The Centre announced the plan, at the insistence of the Omar Abdullah government, as a confidence-building measure. While security personnel believe Pakistan might use it as a means to push hardcore militants into the state, some of the levels of the so-called verification process appear downright ridiculous. According to the procedure laid out for the surrender, the youth will be accepted after a background check by the police. How this will be done in the case of a person who has been in PoK for, say, ten years, is not clear at all. But what takes the cake is this: Surrendered militants will have to take an oath before the authorities to reject militancy. The idea that a hardcore militant will stick to his oath is just too simplistic for words.

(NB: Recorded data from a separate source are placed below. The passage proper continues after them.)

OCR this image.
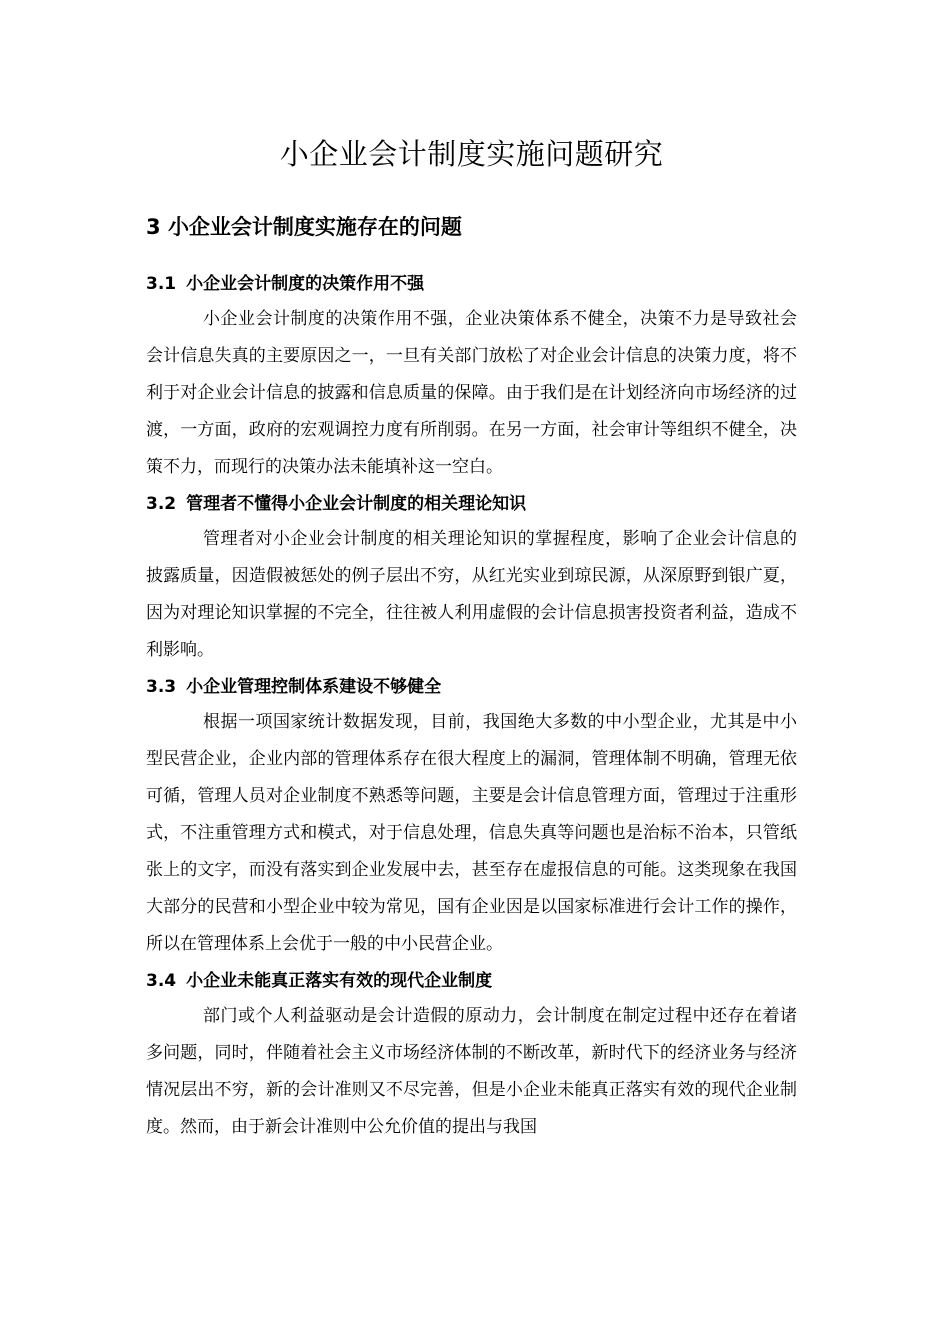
小企业会计制度实施问题研究
3 小企业会计制度实施存在的问题
3.1 小企业会计制度的决策作用不强

小企业会计制度的决策作用不强，企业决策体系不健全，决策不力是导致社会会计信息失真的主要原因之一，一旦有关部门放松了对企业会计信息的决策力度，将不利于对企业会计信息的披露和信息质量的保障。由于我们是在计划经济向市场经济的过渡，一方面，政府的宏观调控力度有所削弱。在另一方面，社会审计等组织不健全，决策不力，而现行的决策办法未能填补这一空白。

3.2 管理者不懂得小企业会计制度的相关理论知识

管理者对小企业会计制度的相关理论知识的掌握程度，影响了企业会计信息的披露质量，因造假被惩处的例子层出不穷，从红光实业到琼民源，从深原野到银广夏，因为对理论知识掌握的不完全，往往被人利用虚假的会计信息损害投资者利益，造成不利影响。

3.3 小企业管理控制体系建设不够健全

根据一项国家统计数据发现，目前，我国绝大多数的中小型企业，尤其是中小型民营企业，企业内部的管理体系存在很大程度上的漏洞，管理体制不明确，管理无依可循，管理人员对企业制度不熟悉等问题，主要是会计信息管理方面，管理过于注重形式，不注重管理方式和模式，对于信息处理，信息失真等问题也是治标不治本，只管纸张上的文字，而没有落实到企业发展中去，甚至存在虚报信息的可能。这类现象在我国大部分的民营和小型企业中较为常见，国有企业因是以国家标准进行会计工作的操作，所以在管理体系上会优于一般的中小民营企业。

3.4 小企业未能真正落实有效的现代企业制度

部门或个人利益驱动是会计造假的原动力，会计制度在制定过程中还存在着诸多问题，同时，伴随着社会主义市场经济体制的不断改革，新时代下的经济业务与经济情况层出不穷，新的会计准则又不尽完善，但是小企业未能真正落实有效的现代企业制度。然而，由于新会计准则中公允价值的提出与我国
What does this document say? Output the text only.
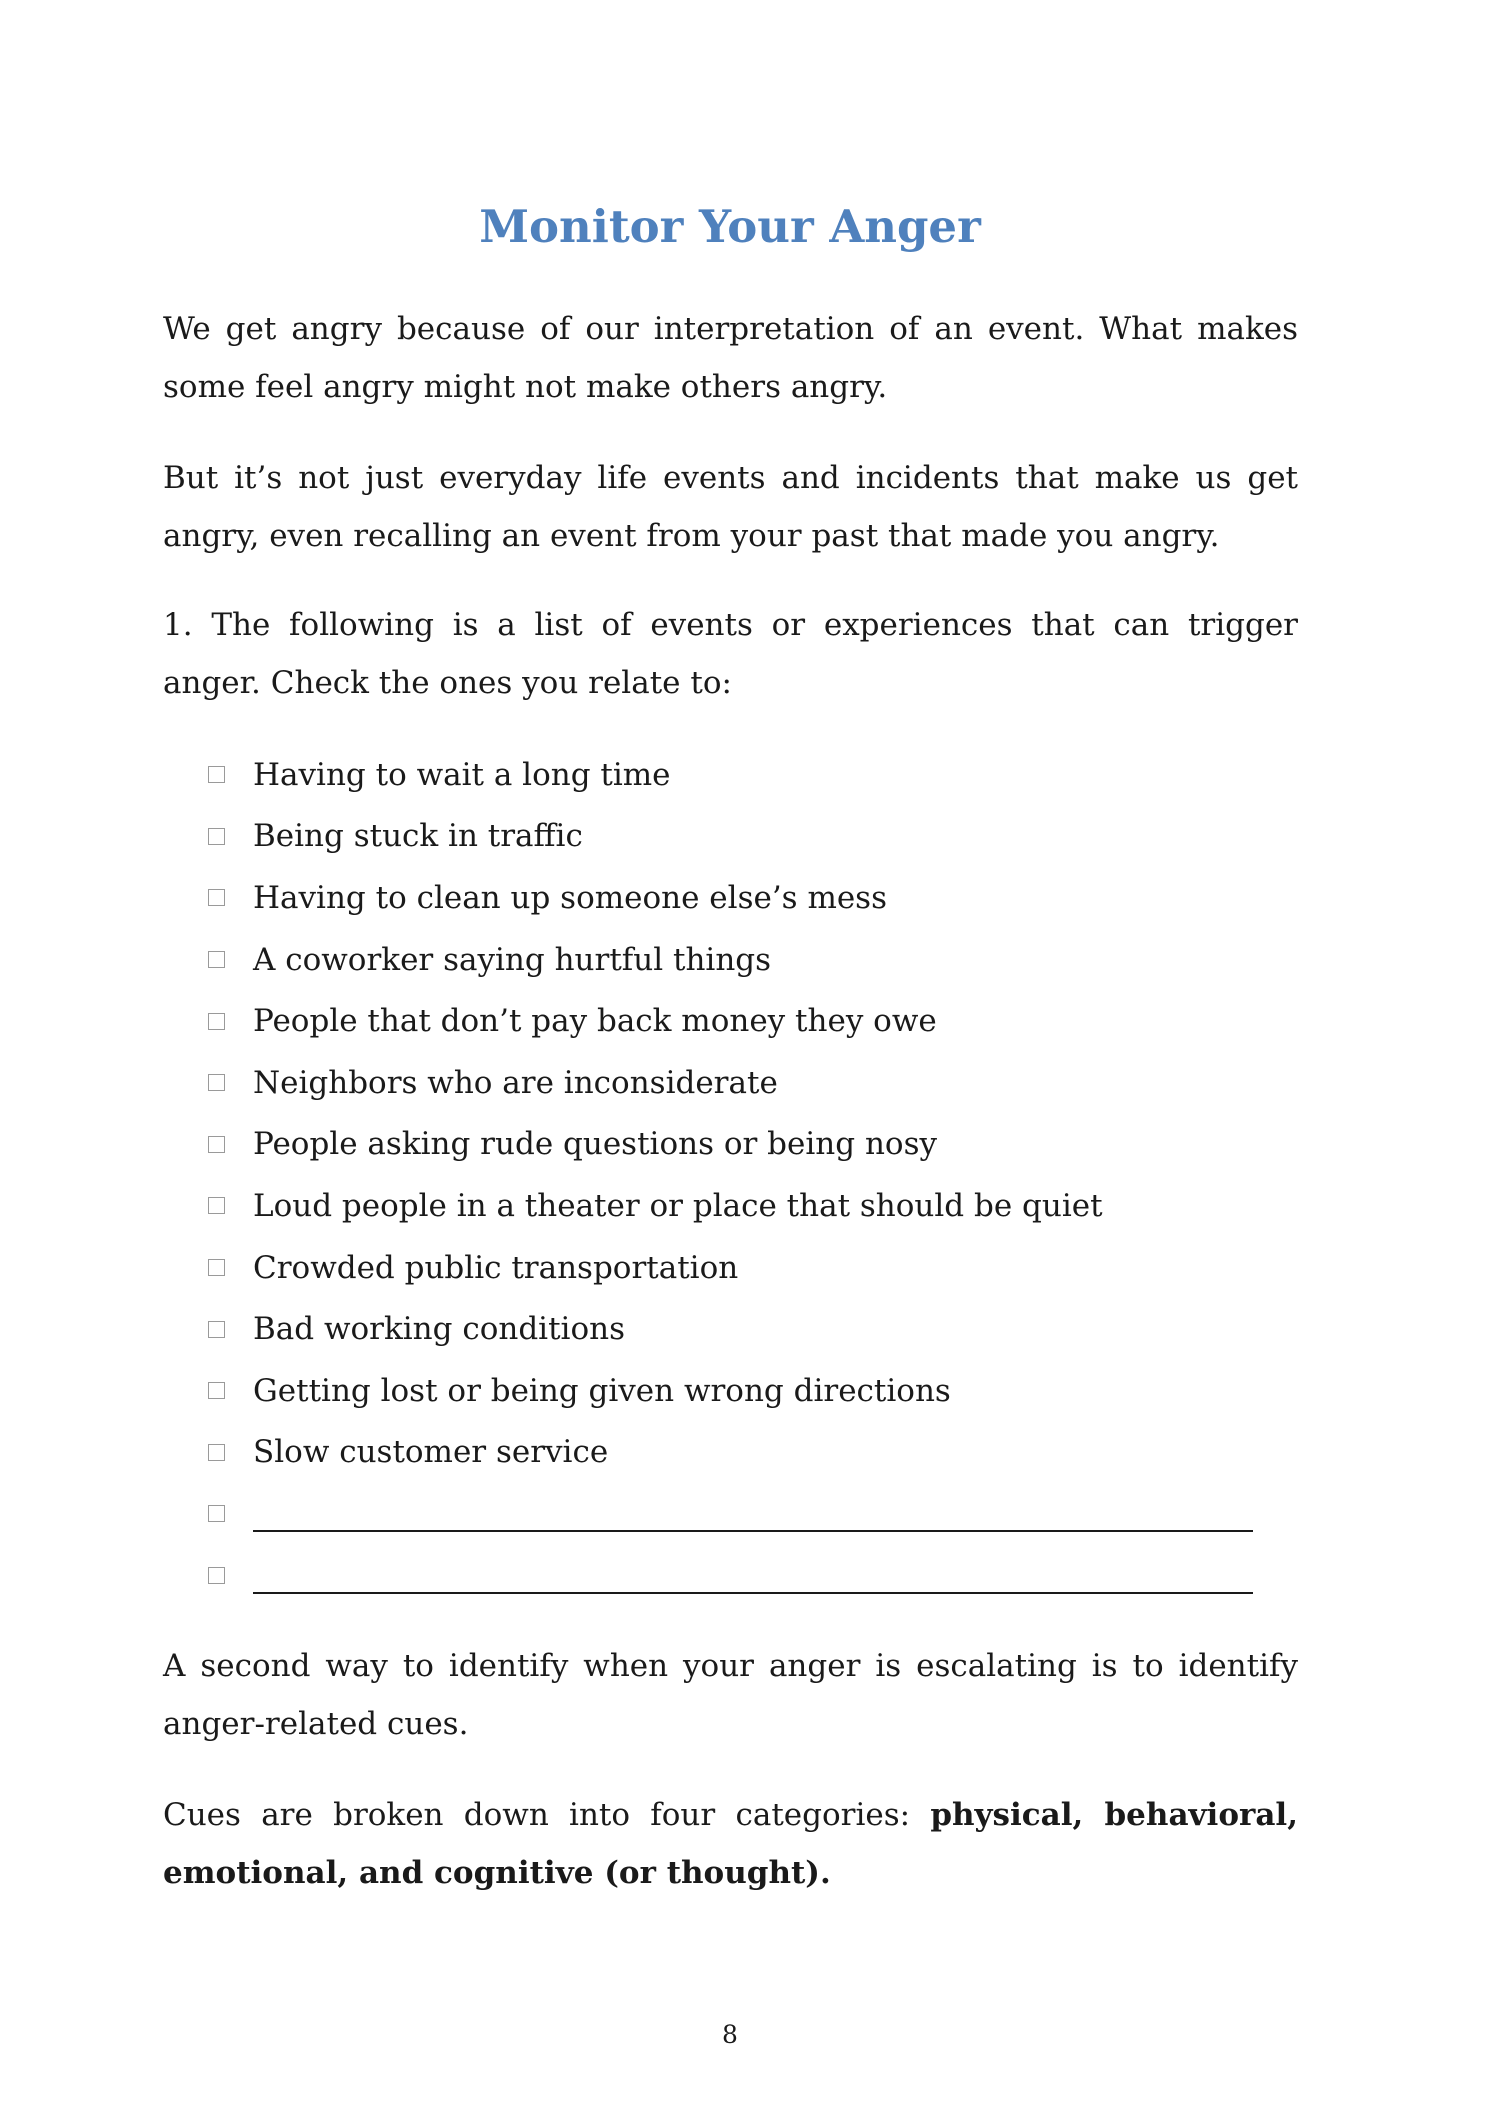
Monitor Your Anger

We get angry because of our interpretation of an event. What makes some feel angry might not make others angry.

But it’s not just everyday life events and incidents that make us get angry, even recalling an event from your past that made you angry.

1. The following is a list of events or experiences that can trigger anger. Check the ones you relate to:

Having to wait a long time
Being stuck in traffic
Having to clean up someone else’s mess
A coworker saying hurtful things
People that don’t pay back money they owe
Neighbors who are inconsiderate
People asking rude questions or being nosy
Loud people in a theater or place that should be quiet
Crowded public transportation
Bad working conditions
Getting lost or being given wrong directions
Slow customer service

A second way to identify when your anger is escalating is to identify anger-related cues.

Cues are broken down into four categories: physical, behavioral, emotional, and cognitive (or thought).

8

Also, there are already thousands of surrendered or released militants in the state, and the government has not been able to do much to ensure their return to the mainstream. In some cases, many such militants have rejoined their groups. The need of the hour is to have a clear approach and to introduce measures that can deliver tangible results on the ground. As it is, infiltration has been on the rise in the state in the past few months. In the absence of stringent measures, if the surrender policy boomerangs, the Centre will have nobody to blame but itself.
RAHUL PANDITA
Spare Shibli College the Politics
The revival plan set in motion by the Congress in Uttar Pradesh is threatening to turn one of the oldest and most renowned seats of learning in the state into a hotbed of politics.
If indeed Rahul Gandhi visits Shibli National College in Azamgarh, as seems likely going by the noise in the Congress, it could well push this institution of international repute into the quagmire of UP politics.
Shibli National College, which came into existence two years before the Indian National Congress was formed in 1885, played an active part in the freedom struggle. Even after Independence, it has remained above party politics, maintaining its secular and progressive character all throughout.
It was in 1883 that Allama Shibli Nomani, a contemporary of Syed Ahmed Khan, laid the foundation of what was then called National School at Azamgarh. It became a high school in 1916, an intermediate college in 1942, a degree college in 1946, and finally, it was established as a postgraduate college in 1970.
There may be merits in politicians visiting colleges and universities, but it becomes dangerous when an institution with a history of operating in peace is sought to be turned into a political focal point by a party for the sake of votes. Muslims, arguably, are the prized section for the Congress, particularly in the Hindi belt. But there is every possibility that the Congress ‘s bid to use this symbol of learning to appeal to minority voters will lead to a deterioration in its academic standards.
It is also ironic that the same politicians who are now planning to use the college to regain their political fortunes in Uttar Pradesh have never paid any heed to the long-pending demand to grant university status to Shibli National College.